Após Motta retomar plenário da Câmara dos Deputados, oculpado por parlamentares bolsonaristas que protestavam em defesa do ex-presidente Jair Bolsonaro, a bancada de oposição também liberou o plenário do Senado da manifestação.

Em entrevista coletiva após o grupo deixar o espaço na manhã desta quinta-feira, 7, o líder da oposição no Senado, Rogério Marinho (PL-RN), anunciou a retirada dos demais senadores para que o presidente do Senado, Davi Alcolumbre (União-AP), abrisse a sessão do dia, que ocorre de forma remota.

“Estamos nesse momento nos retirando da mesa. Estamos desobstruindo e esperamos que a partir de agora possamos discutirmos e trabalharmos as pautas que interessam a todos independente da posição ideológica”, afirmou.

A oposição desocupou o plenário do Senado após pouco mais de 47 horas de ocupação. Os senadores protestavam em defesa de Bolsonaro, com alegações de que a PEC da Anistia fosse colocada em votação, assim como o fim do foro privilegiado e o impeachment do ministro Alexandre de Moraes.

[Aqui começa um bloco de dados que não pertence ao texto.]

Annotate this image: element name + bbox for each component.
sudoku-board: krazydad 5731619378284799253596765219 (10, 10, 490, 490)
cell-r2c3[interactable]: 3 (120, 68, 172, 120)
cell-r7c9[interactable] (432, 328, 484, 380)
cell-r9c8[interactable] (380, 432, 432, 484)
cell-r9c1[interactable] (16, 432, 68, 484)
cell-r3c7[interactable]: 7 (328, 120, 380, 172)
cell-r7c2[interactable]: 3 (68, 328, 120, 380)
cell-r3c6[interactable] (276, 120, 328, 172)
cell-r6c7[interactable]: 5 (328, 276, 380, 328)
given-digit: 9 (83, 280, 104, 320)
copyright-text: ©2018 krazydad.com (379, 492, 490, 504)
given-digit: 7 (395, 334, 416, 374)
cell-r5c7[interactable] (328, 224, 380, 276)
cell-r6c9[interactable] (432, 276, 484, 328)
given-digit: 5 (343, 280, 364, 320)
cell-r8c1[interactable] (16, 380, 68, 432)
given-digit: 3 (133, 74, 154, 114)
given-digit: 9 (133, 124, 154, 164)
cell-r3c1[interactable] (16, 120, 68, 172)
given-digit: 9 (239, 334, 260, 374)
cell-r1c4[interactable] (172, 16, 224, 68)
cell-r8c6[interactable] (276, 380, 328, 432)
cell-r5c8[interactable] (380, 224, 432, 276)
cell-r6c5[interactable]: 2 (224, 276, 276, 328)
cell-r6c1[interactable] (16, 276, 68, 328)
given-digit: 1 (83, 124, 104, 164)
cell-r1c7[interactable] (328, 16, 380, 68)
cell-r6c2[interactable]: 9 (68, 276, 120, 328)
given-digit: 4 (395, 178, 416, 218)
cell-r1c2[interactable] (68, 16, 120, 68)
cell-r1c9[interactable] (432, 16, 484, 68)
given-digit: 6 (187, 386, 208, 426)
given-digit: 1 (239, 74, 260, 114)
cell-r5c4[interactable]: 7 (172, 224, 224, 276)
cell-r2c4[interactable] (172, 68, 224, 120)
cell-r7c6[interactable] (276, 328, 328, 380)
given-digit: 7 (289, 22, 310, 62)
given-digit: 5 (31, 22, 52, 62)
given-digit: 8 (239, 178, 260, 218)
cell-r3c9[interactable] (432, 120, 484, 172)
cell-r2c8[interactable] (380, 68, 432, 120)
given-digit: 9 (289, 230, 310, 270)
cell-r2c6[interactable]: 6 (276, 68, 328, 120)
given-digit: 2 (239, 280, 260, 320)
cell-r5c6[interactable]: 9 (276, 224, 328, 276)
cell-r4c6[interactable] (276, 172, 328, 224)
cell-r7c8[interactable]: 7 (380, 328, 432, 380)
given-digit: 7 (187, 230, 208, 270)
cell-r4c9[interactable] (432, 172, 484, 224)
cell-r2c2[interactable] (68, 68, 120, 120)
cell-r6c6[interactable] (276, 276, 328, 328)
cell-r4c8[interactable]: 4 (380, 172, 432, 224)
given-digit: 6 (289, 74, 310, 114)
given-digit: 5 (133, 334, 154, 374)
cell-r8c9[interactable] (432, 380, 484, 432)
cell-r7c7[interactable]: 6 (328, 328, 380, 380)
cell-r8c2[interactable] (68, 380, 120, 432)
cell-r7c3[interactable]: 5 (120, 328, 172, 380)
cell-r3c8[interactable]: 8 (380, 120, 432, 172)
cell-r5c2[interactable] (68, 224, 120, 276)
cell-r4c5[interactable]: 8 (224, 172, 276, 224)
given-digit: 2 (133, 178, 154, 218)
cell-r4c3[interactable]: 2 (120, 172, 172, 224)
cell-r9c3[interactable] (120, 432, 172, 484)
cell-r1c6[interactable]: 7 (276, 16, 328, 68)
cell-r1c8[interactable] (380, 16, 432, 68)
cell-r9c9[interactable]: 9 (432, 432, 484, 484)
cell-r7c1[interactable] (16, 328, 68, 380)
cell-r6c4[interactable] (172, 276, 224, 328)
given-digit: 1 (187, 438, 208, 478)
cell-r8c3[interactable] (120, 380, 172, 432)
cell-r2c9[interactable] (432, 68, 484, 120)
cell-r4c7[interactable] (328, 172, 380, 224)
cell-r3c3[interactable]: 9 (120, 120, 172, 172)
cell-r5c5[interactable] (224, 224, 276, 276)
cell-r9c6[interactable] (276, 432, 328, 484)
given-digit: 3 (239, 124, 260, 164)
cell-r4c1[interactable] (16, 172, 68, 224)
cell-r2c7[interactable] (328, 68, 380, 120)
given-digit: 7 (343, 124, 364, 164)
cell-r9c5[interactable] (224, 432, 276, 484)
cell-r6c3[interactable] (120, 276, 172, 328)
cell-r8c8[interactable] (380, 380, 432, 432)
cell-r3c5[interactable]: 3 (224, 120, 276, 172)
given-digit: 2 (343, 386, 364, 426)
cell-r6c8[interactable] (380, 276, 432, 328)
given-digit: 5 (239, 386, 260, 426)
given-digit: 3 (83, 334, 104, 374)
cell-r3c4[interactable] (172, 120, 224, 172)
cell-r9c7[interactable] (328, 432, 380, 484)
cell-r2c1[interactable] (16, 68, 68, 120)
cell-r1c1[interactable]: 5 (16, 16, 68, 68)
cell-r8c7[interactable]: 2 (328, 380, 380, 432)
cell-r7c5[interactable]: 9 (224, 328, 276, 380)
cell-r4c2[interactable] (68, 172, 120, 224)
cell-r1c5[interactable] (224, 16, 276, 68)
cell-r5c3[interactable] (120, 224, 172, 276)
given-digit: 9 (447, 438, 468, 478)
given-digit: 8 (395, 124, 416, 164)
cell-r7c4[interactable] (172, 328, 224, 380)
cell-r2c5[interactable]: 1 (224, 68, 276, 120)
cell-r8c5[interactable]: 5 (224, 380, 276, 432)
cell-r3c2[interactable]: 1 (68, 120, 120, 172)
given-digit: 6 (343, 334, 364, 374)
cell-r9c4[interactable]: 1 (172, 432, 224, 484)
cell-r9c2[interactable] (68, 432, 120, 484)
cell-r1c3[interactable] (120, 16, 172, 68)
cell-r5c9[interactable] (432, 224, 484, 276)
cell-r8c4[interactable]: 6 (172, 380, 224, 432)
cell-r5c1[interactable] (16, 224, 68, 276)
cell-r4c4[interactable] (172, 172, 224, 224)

A Proposta de Emenda Constitucional (PEC) visa garantir a anistia para os condenados e acusados de tentativa de golpe de Estado, o que envolve a invasão que ocorreu no dia 8 de janeiro de 2023.

Desocupação na Câmara

A desocupação na Câmara ocorreu na noite de quarta-feira, 6, quando o presidente da Casa, Hugo Motta (Republicanos), reassumiu a cadeira da presidência e subiu o tom em discurso na Casa.

Motta reforçou a necessidade de se estabelecer o diálogo dentro da Câmara, e afirmou que o fortalecimento das casas legislativas garante a estabilidade do regime democrático. Para ocupar sua cadeira de presidente, o político precisou fazer um apelo ao deputado Marcel van Hattem (Novo), que sentou no lugar durante o protesto dos bolsonaristas.

“Nossa presença nesta Mesa, na noite de hoje, é para garantir duas coisas: a primeira é o respeito a esta Presidência, como quer que seja; e a segunda, é para que esta Casa possa se fortalecer”, disparou Motta.